Can Generative AI Learn Physiological Waveform Morphologies? A Study on Denoising Intracardiac Signals in Ischemic Cardiomyopathy

Abstract

Reducing electrophysiological (EP) signal noise is essential for diagnosis, mapping, and ablation, yet traditional approaches are suboptimal. This study tests the hypothesis that generative artificial intelligence (AI), specifically Variational Autoencoders (VAEs), can effectively denoise these signals by forming robust internal representations of 'clean' signals. Utilizing a dataset of 5706 time series from 42 patients with ischemic cardiomyopathy at risk of cardiac sudden death, we set out to apply a β-VAE model to denoise and reconstruct intra-ventricular monophasic action potential (MAP) signals, which have verifiable morphology. The β-VAE model is evaluated against various noise types, including EP noise, demonstrating superior denoising performance compared to traditional methods (Pearson's Correlation of denoised vs original of 0.967 ± 0.009 for our proposed model vs 0.879 ± 0.022 for the best performing baseline). Results indicate that the model effectively reduces a wide array of noise types, particularly EP noise. We conclude that generative AI provides powerful tools that can eliminate diverse sources of noise in single beats by learning essential signal features without manual annotation, outperforming state-of-the-art denoising techniques.Clinical Relevance- The proposed β-VAE model's ability to effectively denoise and reconstruct intracardiac signals, particularly in the challenging context of arrhythmias, can significantly enhance diagnostic accuracy across a variety of heart rhythm disorders and improve treatment efficacy.

Figure 1.. Study Design.

A. Depicts the denoising performance evaluation process, which includes: (1) Obtaining a clinically interpretable MAP signal; (2) Introducing synthetic noise; (3) Denoising using the most effective filtering technique; (4) Denoising using our proposed model; (5) Evaluating the similarity of the denoised signals to the original using various metrics. B. Illustrates the process of introducing EP noise into a raw MAP recording.

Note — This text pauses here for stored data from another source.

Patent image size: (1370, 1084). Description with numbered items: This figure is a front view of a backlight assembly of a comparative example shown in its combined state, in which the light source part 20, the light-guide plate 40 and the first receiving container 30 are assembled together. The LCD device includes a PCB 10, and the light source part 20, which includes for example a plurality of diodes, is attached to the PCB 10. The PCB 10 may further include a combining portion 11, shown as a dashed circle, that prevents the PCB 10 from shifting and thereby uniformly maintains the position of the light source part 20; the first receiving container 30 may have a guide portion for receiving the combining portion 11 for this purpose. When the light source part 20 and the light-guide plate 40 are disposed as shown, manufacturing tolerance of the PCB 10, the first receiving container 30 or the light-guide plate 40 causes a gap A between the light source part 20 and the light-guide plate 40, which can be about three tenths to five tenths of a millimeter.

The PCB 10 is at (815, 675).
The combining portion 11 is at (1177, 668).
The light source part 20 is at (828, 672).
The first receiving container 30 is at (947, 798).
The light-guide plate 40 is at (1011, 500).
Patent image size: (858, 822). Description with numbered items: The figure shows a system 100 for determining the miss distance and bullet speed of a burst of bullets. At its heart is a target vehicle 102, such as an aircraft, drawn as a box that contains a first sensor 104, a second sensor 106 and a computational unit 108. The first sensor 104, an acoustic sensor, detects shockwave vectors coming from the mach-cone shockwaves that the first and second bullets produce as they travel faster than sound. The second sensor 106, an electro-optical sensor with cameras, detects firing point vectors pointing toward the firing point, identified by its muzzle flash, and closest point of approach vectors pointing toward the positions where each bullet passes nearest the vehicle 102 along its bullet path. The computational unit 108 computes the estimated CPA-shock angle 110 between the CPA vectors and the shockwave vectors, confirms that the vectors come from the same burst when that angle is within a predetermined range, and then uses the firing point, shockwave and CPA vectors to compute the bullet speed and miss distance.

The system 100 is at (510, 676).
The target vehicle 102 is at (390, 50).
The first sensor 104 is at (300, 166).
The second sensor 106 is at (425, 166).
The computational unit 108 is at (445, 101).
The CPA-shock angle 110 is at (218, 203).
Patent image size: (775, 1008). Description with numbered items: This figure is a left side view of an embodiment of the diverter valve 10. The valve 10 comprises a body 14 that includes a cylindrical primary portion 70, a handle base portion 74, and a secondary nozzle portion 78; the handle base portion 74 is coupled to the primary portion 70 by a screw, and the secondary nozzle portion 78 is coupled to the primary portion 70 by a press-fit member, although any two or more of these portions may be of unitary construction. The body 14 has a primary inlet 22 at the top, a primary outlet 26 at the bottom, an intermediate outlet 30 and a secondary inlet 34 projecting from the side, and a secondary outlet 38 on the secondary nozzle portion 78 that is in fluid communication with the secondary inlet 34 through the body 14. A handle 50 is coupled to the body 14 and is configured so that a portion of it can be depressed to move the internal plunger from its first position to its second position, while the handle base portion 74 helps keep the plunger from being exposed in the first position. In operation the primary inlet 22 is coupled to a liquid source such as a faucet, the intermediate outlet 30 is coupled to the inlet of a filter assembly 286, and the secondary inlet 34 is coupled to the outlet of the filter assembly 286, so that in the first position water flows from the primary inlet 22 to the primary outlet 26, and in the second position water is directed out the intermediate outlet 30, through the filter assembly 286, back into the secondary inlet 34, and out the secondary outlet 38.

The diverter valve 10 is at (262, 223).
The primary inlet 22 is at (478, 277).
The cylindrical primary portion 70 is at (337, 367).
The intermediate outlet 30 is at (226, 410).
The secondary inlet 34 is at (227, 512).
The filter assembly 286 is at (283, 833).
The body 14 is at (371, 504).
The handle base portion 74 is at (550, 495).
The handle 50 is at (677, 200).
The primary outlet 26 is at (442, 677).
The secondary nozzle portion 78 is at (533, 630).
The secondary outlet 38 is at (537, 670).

Figure 2.. Synthetic Noise Reliability.

A. Shows a raw MAP recording from an AF patient with added synthetic powerline interference noise. B. Presents a noisy recording of an MAP from a different patient, containing real powerline interference noise.

Figure 3.. Performance of VAE in Reducing Noise in EP Signals

A. Raw MAP recording with an artifact. B. MAP signal with added synthetic and EP noise. C. Denoising using the best performing classic filter technique. D. Denoising using our β-VAE model.